Une nouvelle marche vers la tour Ostankino
Après l’effondrement de la révolution de 1968, Guy Debord prêta beaucoup moins attention à son Internationale et, en 1972, celle-ci se dissout d’elle-même. De temps en temps, Debord publiait encore des articles et réalisait quelques films, mais l’amertume qu’il avait absorbée à la suite de sa défaite était trop profonde. Même ses critiques les plus intransigeantes avaient été absorbées sans effort par le Système ; son œuvre principale était devenue un classique canonisé auquel tout le monde faisait référence, sans que peu prennent le temps de la lire. L’expression « Société du Spectacle », qui avait été si chargée et terrible dans la bouche de Debord lui-même, était devenue une banalité dans le lexique politique, ayant perdu sa charge révolutionnaire, anticonformiste et démasquante.

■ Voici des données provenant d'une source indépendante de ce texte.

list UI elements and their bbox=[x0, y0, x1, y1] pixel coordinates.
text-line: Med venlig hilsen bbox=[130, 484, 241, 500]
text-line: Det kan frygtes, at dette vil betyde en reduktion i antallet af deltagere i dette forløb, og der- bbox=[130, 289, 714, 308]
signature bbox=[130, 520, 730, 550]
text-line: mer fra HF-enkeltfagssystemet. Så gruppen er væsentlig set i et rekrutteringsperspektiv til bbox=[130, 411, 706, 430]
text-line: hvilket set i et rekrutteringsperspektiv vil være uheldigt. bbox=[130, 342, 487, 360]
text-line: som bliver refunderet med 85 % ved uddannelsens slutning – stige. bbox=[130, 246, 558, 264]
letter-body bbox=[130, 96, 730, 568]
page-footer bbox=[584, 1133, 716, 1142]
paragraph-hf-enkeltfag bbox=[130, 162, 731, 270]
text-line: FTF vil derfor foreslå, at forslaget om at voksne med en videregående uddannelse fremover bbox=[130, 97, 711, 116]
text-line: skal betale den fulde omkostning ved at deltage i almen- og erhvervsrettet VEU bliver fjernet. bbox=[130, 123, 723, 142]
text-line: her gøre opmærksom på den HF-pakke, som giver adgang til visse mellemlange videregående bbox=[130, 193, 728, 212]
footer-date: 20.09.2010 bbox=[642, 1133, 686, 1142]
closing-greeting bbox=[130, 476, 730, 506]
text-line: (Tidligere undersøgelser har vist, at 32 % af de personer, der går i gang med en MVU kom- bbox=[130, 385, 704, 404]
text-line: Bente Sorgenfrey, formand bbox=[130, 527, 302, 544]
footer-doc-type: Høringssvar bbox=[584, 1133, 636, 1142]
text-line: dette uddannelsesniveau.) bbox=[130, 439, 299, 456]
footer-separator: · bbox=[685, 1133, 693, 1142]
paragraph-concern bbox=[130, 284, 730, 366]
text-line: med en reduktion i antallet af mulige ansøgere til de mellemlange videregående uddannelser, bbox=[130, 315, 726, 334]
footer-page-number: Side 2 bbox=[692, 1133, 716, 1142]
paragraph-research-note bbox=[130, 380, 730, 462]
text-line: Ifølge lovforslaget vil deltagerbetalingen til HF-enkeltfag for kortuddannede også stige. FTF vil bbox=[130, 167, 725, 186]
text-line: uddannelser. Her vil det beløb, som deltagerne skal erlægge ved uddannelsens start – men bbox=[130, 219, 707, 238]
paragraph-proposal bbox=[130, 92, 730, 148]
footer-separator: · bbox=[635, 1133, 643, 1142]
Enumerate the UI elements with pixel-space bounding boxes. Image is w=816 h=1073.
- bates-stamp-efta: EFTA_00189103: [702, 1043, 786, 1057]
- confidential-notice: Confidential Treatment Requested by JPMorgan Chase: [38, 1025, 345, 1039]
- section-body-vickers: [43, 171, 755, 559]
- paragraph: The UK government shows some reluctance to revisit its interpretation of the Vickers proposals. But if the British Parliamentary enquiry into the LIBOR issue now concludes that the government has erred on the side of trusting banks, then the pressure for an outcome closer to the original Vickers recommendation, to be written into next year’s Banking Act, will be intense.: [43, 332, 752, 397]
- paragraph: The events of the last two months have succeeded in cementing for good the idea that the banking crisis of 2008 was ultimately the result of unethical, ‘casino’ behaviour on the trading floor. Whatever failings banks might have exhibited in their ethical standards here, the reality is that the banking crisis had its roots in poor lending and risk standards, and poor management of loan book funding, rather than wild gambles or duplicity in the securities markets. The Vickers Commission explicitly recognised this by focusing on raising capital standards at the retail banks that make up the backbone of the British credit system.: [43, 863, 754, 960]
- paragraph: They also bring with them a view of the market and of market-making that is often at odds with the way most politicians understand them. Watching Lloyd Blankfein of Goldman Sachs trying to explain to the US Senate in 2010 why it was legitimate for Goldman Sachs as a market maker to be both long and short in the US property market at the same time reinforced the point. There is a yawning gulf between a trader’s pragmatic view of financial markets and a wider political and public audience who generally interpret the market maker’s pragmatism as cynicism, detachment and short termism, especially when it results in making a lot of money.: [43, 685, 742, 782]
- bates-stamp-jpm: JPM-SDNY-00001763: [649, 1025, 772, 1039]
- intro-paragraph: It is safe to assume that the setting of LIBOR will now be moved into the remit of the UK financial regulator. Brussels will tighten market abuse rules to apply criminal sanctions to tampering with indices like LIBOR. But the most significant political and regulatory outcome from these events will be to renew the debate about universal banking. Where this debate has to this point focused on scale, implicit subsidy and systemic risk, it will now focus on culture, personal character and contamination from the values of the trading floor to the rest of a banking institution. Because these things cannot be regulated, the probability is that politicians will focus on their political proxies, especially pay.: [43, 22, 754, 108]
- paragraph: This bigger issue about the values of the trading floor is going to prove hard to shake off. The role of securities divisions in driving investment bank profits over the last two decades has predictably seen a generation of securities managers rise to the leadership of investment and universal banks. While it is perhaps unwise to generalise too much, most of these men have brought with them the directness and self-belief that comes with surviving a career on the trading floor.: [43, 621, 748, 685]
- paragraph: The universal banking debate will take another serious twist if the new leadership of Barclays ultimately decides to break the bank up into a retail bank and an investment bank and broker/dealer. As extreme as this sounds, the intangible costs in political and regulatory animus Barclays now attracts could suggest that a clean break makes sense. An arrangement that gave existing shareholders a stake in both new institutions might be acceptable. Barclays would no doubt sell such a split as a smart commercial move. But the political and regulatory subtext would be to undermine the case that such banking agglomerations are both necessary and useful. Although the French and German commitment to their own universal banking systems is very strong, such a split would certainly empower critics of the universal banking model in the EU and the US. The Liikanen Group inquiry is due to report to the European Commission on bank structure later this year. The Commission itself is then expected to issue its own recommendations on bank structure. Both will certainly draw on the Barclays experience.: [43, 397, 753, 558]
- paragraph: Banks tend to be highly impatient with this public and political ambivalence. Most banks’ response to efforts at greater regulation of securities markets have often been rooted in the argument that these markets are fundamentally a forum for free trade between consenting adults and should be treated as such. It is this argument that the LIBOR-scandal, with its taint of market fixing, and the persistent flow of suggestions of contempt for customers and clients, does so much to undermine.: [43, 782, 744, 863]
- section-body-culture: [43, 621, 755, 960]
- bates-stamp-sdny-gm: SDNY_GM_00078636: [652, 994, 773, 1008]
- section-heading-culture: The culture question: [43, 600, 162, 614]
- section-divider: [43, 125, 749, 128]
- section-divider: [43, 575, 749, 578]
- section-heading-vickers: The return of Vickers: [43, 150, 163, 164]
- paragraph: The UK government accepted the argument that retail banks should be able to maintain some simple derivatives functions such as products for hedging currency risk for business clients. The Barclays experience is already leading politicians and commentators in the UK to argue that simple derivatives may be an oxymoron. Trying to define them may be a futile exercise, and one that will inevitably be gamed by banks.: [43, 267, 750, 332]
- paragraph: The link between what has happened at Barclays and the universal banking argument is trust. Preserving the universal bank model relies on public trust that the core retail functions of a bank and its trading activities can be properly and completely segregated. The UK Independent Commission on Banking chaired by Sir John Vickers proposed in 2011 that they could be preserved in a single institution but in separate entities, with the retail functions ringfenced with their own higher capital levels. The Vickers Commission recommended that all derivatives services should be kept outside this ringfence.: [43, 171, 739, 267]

Debord fut alors marginalisé, isolé, et « récupéré ». Les situationnistes disparurent, et seule une poignée d’« anarchistes de droite » et de followers européens d’Evola (notamment Philippe Baillet) firent une tentative, certes infructueuse, de rétablir une certaine pertinence à ses idées. Mais l’Occident poursuivit encore plus loin le chemin du spectacle, plus que nous ne pourrions l’imaginer.

Jamais auparavant la mort n’a régné sur le monde avec autant d’absolu et d’évidence horrifiante que ce qu’elle fait aujourd’hui dans le monde libéral. Le suicide de Guy Debord est la dernière touche écrite dans le sang d’une personne vivante, sous l’ordre de la Société du Spectacle. Il se peut qu’il ait été la dernière personne encore présente en Occident à pouvoir se donner la mort, puisque personne là-bas ne possède plus de « moi » authentique.
L’élection de Chirac à la présidence de la France, le succès de « Procter & Gamble », la dernière tournée de Madonna, le travail de Bernard-Henry Levi sur un nouveau texte publicitaire pour le bourgeois Yves Saint Laurent, le sourire creux et cyborg de Naomi Campbell, démocratiquement fabriqué en tube à essai rempli de sperme de représentants des quatre races humaines... Plus encore de temps s’est écoulé depuis la mort silencieuse du grand Témoin...
La Bête soulève son corps télévisé, rampant, morose, vers l’oubli, l’agonie, l'Est en phase de flétrissure.
Mais tout de même… Tout de même, il faut se relever encore et encore et marcher vers la tour d'Ostankino. Les vivants et les morts. Avec Guy Debord. Cette tour télévisée maléfique est le phallus de Satan, qui engendre constamment l’hypnose toxique de la « Société du Spectacle ». Après l’avoir fait exploser, nous castrerons le démon même de la violence qui se cache derrière les masques délabrés des marionnettes du Système.
Tôt ou tard, le spectacle sans fin prendra fin. Ce n’est qu’alors que nous aurons notre vengeance, et elle sera impitoyable.
LIRE PLUS : Le texte ci-dessus est un extrait de Templiers du Prolétariat d’Alexandre Douguine, présenté en français par Ars Magna :

Pour toutes commandes: https://www.editions-ars-magna.com/livre/douguine-alexand...
Note:
(1) La tour Ostankino, la plus haute structure autoportante d’Europe, est une tour de radiodiffusion et de télévision à Moscou.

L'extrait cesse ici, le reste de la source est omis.